Ressaltamos que no próprio discurso há relações dialógicas entre os já ditos do locutor. Anteriormente, o locutor explicava que as pessoas do antigo testamento, ou seja, época bíblica anterior à vinda de Cristo na terra, tinham que confiar em Deus mesmo não sendo salvas, pois essa salvação, garantia de morada eterna no céu, só seria proporcionada depois da passagem de Cristo na terra, sua morte no calvário e sua ressurreição ao terceiro dia. Nessa direção, o locutor conclui que, se as pessoas do antigo testamento tinham que confiar em Deus sem a garantia de salvação, então, as pessoas que vivem atualmente e que possuem a garantia da salvação em Cristo, precisam confiar na palavra divina. Assim, o enunciado “hoje não há raZÃO de você não fazer isso” refrata essa obrigação de confiança em Deus e dialoga tensamente e trava uma polêmica velada com vozes sociais que não têm essa crença de que Jesus Cristo desceu à terra em sacrifício para salvar a humanidade.
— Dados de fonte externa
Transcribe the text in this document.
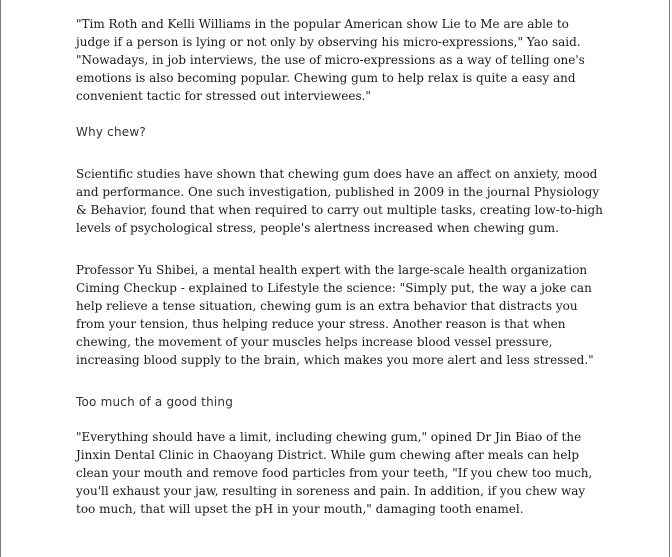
"Tim Roth and Kelli Williams in the popular American show Lie to Me are able to judge if a person is lying or not only by observing his micro-expressions," Yao said. "Nowadays, in job interviews, the use of micro-expressions as a way of telling one's emotions is also becoming popular. Chewing gum to help relax is quite a easy and convenient tactic for stressed out interviewees."

Why chew?

Scientific studies have shown that chewing gum does have an affect on anxiety, mood and performance. One such investigation, published in 2009 in the journal Physiology & Behavior, found that when required to carry out multiple tasks, creating low-to-high levels of psychological stress, people's alertness increased when chewing gum.

Professor Yu Shibei, a mental health expert with the large-scale health organization Ciming Checkup - explained to Lifestyle the science: "Simply put, the way a joke can help relieve a tense situation, chewing gum is an extra behavior that distracts you from your tension, thus helping reduce your stress. Another reason is that when chewing, the movement of your muscles helps increase blood vessel pressure, increasing blood supply to the brain, which makes you more alert and less stressed."

Too much of a good thing

"Everything should have a limit, including chewing gum," opined Dr Jin Biao of the Jinxin Dental Clinic in Chaoyang District. While gum chewing after meals can help clean your mouth and remove food particles from your teeth, "If you chew too much, you'll exhaust your jaw, resulting in soreness and pain. In addition, if you chew way too much, that will upset the pH in your mouth," damaging tooth enamel.
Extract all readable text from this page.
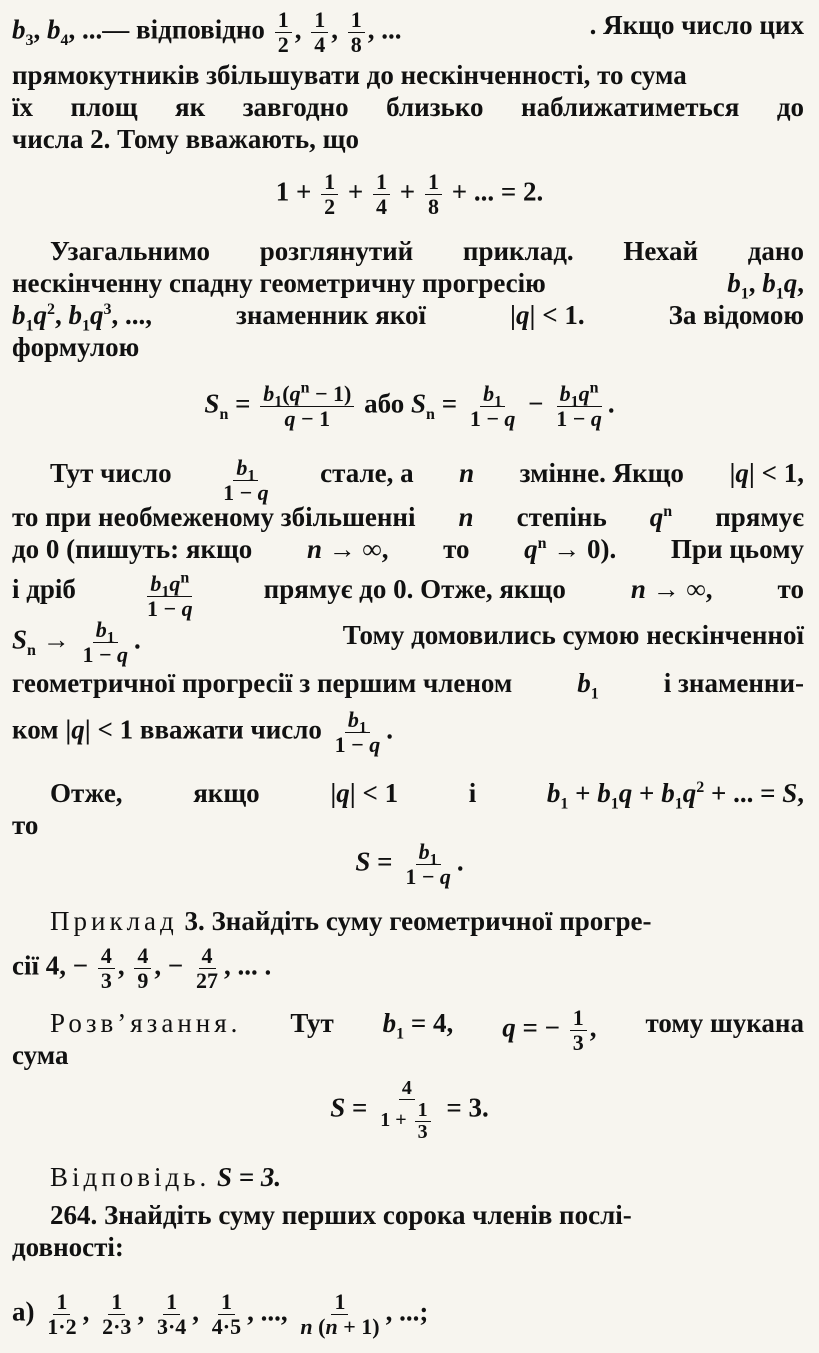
$b_3$, $b_4$, ...— відповідно $\frac{1}{2}$ , $\frac{1}{4}$ , $\frac{1}{8}$ , ...	. Якщо число цих
прямокутників збільшувати до нескінченності, то сума
їх площ як завгодно близько наближатиметься до
числа 2. Тому вважають, що
$1 + \frac{1}{2} + \frac{1}{4} + \frac{1}{8}$ + ... = 2.
Узагальнимо розглянутий приклад. Нехай дано
нескінченну спадну геометричну прогресію	$b_1$, $b_1q$,
$b_1q^2$, $b_1q^3$, ...,	знаменник якої	|q| < 1.	За відомою
формулою
$S_n = \frac{b_1(q^n - 1)}{q - 1}$ або $S_n = \frac{b_1}{1 - q} - \frac{b_1q^n}{1 - q}$ .
Тут число $\frac{b_1}{1 - q}$ стале, а n змінне. Якщо |q| < 1,
то при необмеженому збільшенні n степінь $q^n$ прямує
до 0 (пишуть: якщо n → ∞, то $q^n \to 0$). При цьому
і дріб	$\frac{b_1q^n}{1 - q}$	прямує до 0. Отже, якщо n → ∞, то
$S_n \to \frac{b_1}{1 - q}$ .	Тому домовились сумою нескінченної
геометричної прогресії з першим членом $b_1$ і знаменни-
ком |q| < 1 вважати число $\frac{b_1}{1 - q}$ .
Отже,	якщо	|q| < 1	і	$b_1 + b_1q + b_1q^2$ + ... = S,
то
$S = \frac{b_1}{1 - q}$ .
Приклад 3. Знайдіть суму геометричної прогре-
сії 4, − $\frac{4}{3}$ , $\frac{4}{9}$ , − $\frac{4}{27}$ , ... .
Розв’язання. Тут $b_1 = 4$, q = − $\frac{1}{3}$ , тому шукана
сума
$S = \frac{4}{1 + \frac{1}{3}} = 3$.
Відповідь. S = 3.
264. Знайдіть суму перших сорока членів послі-
довності:
$а) \frac{1}{1\cdot 2}$ , $\frac{1}{2\cdot 3}$ , $\frac{1}{3\cdot 4}$ , $\frac{1}{4\cdot 5}$ , ..., $\frac{1}{n (n + 1)}$ , ...;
Além disso, num tom de autoridade, esse momento é o único do trecho em foco em que o locutor se distancia do interlocutor, se dirigindo a ele como “você”: “hoje não há raZÃO de você não fazer isso...se não fizer pode tirar...como se diz lá no interior...o cavalinho da chuva que você não vai pra parte alguma...quer dizer você não vai conseguir nada”. Esse “você” se desdobra em várias facetas que pode assumir esse interlocutor da pregação da palavra bíblica. Dessa maneira, o locutor deixa entrever em seu dizer que já confia em Deus plenamente, crê naquela palavra como verdade, por isso não se inclui na possibilidade de não crer.

O não crer e o não confiar implicam também uma consequência, segundo o enunciado do locutor, que faz surgir vozes de ameaça ao que não crê no que é ensinado: “se não fizer pode tirar... como se diz lá no interior...o cavalinho da chuva que você não vai pra parte alguma... quer dizer você não vai conseguir nada”. Nesse discurso, há uma construção discursiva em estilo linear, ficando marcado em seu dizer o dito popular “tirar o cavalinho da chuva”. Essa voz popular se incorpora ao dizer do locutor, numa bivocalização de orientação única, com fronteiras discursivas delimitadas “como se diz lá no interior” e cria efeitos de sentidos também de autoridade, mas uma autoridade com refrações de sabedoria, as quais dialogam em convergência de tons com as vozes sociais que dizem que a voz do povo é a voz de Deus.

Além disso, a condição estabelecida nesse discurso imprime a presença de vozes neopentecostais que propagam a imposição do crer, do agir conforme é ensinado, para que se consigam benesses. Há misturada às vozes de ameaça, da condição, a voz da promessa, escamoteada no discurso, posto que para aquele interlocutor que crê é prometido o contrário: “ir para alguma parte”. A ideia de “não ir a parte alguma” é a ameaça ao não crente e “ir a alguma parte” é a promessa de benesses, é caminhar em direção à bênção, é estar no caminho para resolver as demandas.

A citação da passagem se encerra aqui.